President Luiz Inácio Lula da Silva, who took office in January, vowed to increase clean energy and rebuild the country’s leadership on the climate issue, after four years of deterioration under the government of far-right Jair Bolsonaro.

But this development is concretely explained by a 2012 law that incentivized solar power in Brazil by allowing private producers to sell electricity directly to the grid, according to Roberto Zilles, director of the Institute of Energy and Environment at the University of Sao Paulo.

“Today it is cheaper to produce your own energy” to buy it, he explained to AFP.

The report also highlights developments in Chile, traditionally an importer of fossil fuels, where wind and solar power already account for 37% of installed capacity.

For its part, Colombia plans to incorporate 37 gigawatts of solar and wind energy by 2030.

Mexico, stagnant

On the contrary, Mexico, the second Latin American economy, is a case of concern.

The country, an early adopter of renewable energy, is currently home to the largest solar and wind projects in Latin America.

But progress has slowed since the 2021 energy reforms pushed through by President Andrés Manuel López Obrador, a fossil fuel advocate who made revitalizing state oil company Pemex a cornerstone of his administration.

“Mexico has stagnated,” the report says. “Even if all potential projects were brought online, the country would only meet 70% of its commitment to generate 40 gigawatts of solar and wind power by 2030,” adds.

On the other hand, the report highlights that Latin America has especially great potential as a producer of offshore (marine) wind energy.

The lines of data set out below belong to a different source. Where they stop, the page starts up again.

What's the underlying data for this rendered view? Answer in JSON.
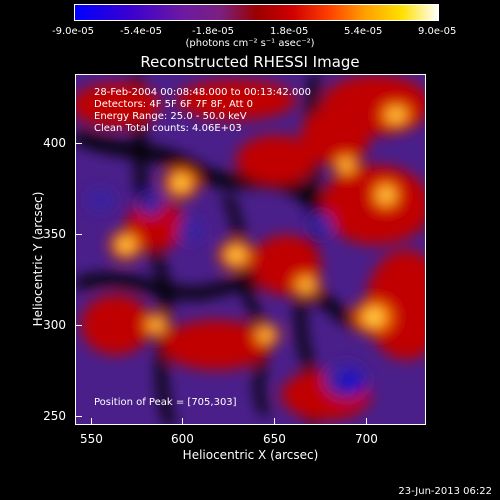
{
  "colorbar": {
    "tick_labels": [
      "-9.0e-05",
      "-5.4e-05",
      "-1.8e-05",
      "1.8e-05",
      "5.4e-05",
      "9.0e-05"
    ],
    "unit_label": "(photons cm⁻² s⁻¹ asec⁻²)"
  },
  "title": "Reconstructed RHESSI Image",
  "info": {
    "time_range": "28-Feb-2004 00:08:48.000 to 00:13:42.000",
    "detectors": "Detectors: 4F 5F 6F 7F 8F, Att 0",
    "energy_range": "Energy Range: 25.0 - 50.0 keV",
    "clean": "Clean    Total counts: 4.06E+03",
    "peak": "Position of Peak = [705,303]"
  },
  "axes": {
    "xlabel": "Heliocentric X (arcsec)",
    "ylabel": "Heliocentric Y (arcsec)",
    "xticks": [
      "550",
      "600",
      "650",
      "700"
    ],
    "yticks": [
      "400",
      "350",
      "300",
      "250"
    ]
  },
  "timestamp": "23-Jun-2013 06:22"
}
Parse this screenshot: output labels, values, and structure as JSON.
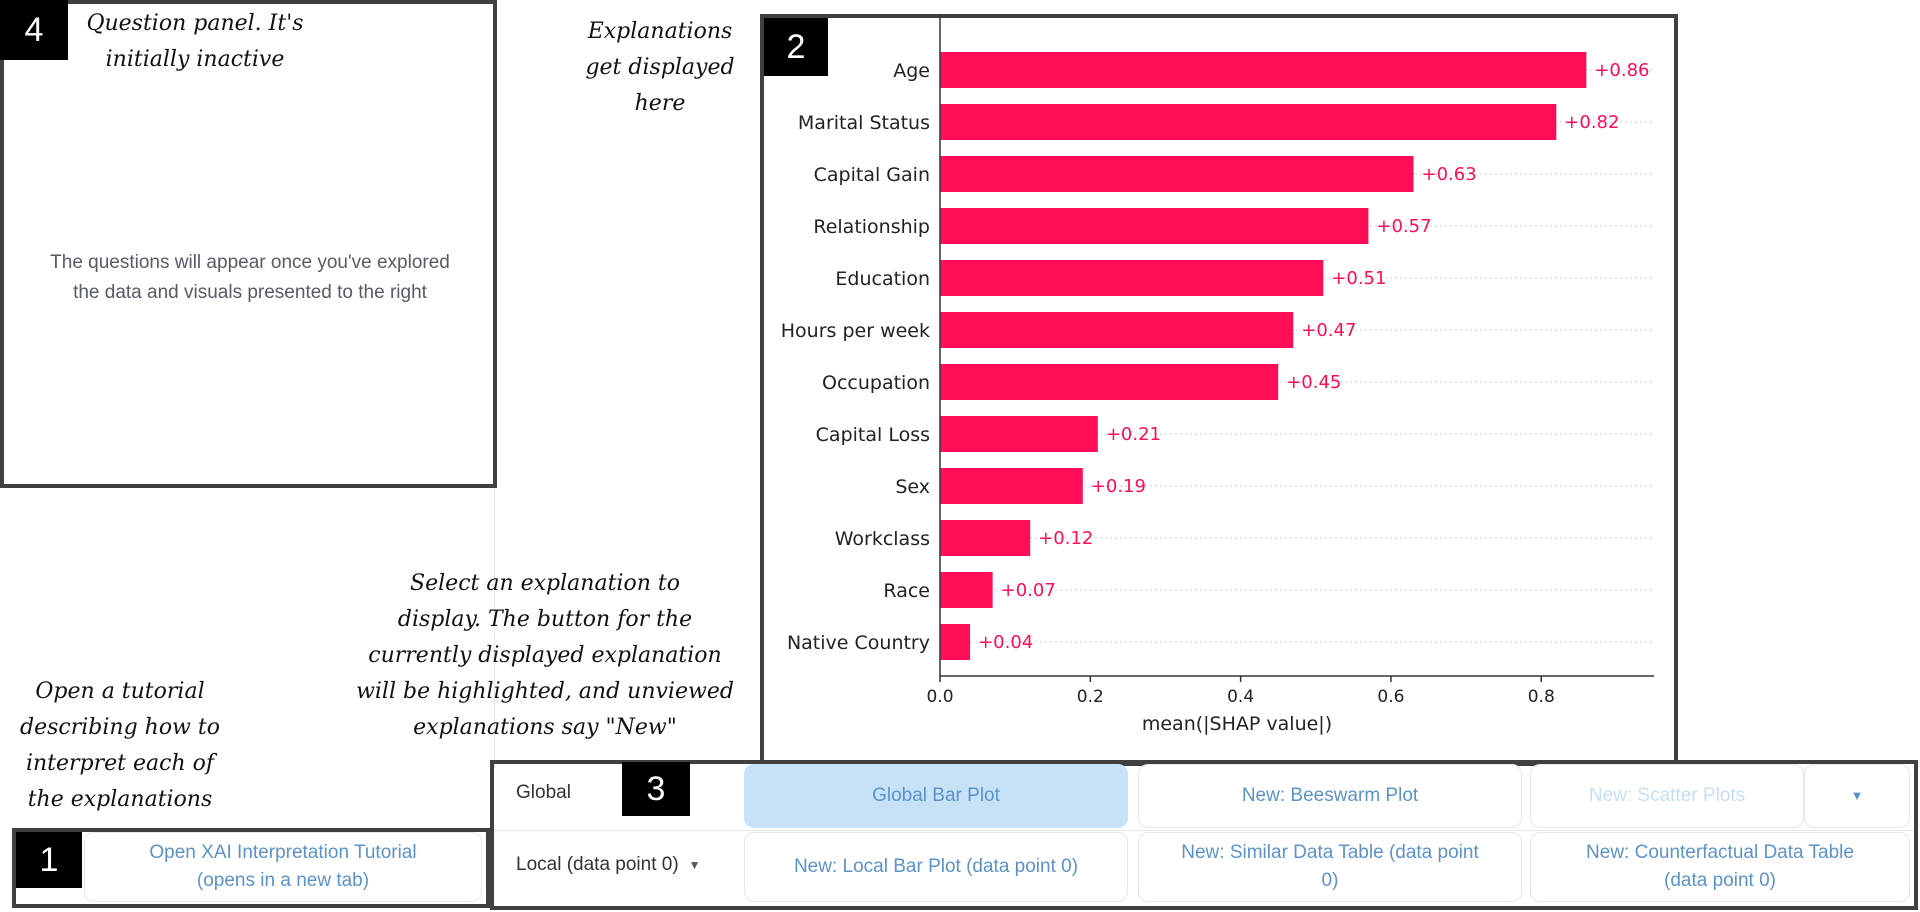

It also indicates that green energy exports could bring you an economic gain, either by exporting surplus electricity or using renewable energy to produce green hydrogen abroad.

The production of renewable energy has skyrocketed in the world due to the fall in the prices of solar panels and wind turbines, a trend accentuated in the last year by the increase in fossil fuels driven by the Russian invasion of Ukraine.

The International Energy Agency said in a report in December that renewables will become the world’s largest source of electricity generation by early 2025, surpassing coal.

But the transition must be sped up to meet the Paris climate accord goal of keeping global warming to +1.5 degrees Celsius, O’Malia said.

North America, Europe and China should follow the example of Latin America, he said. “The rest of the world is not doing its part.”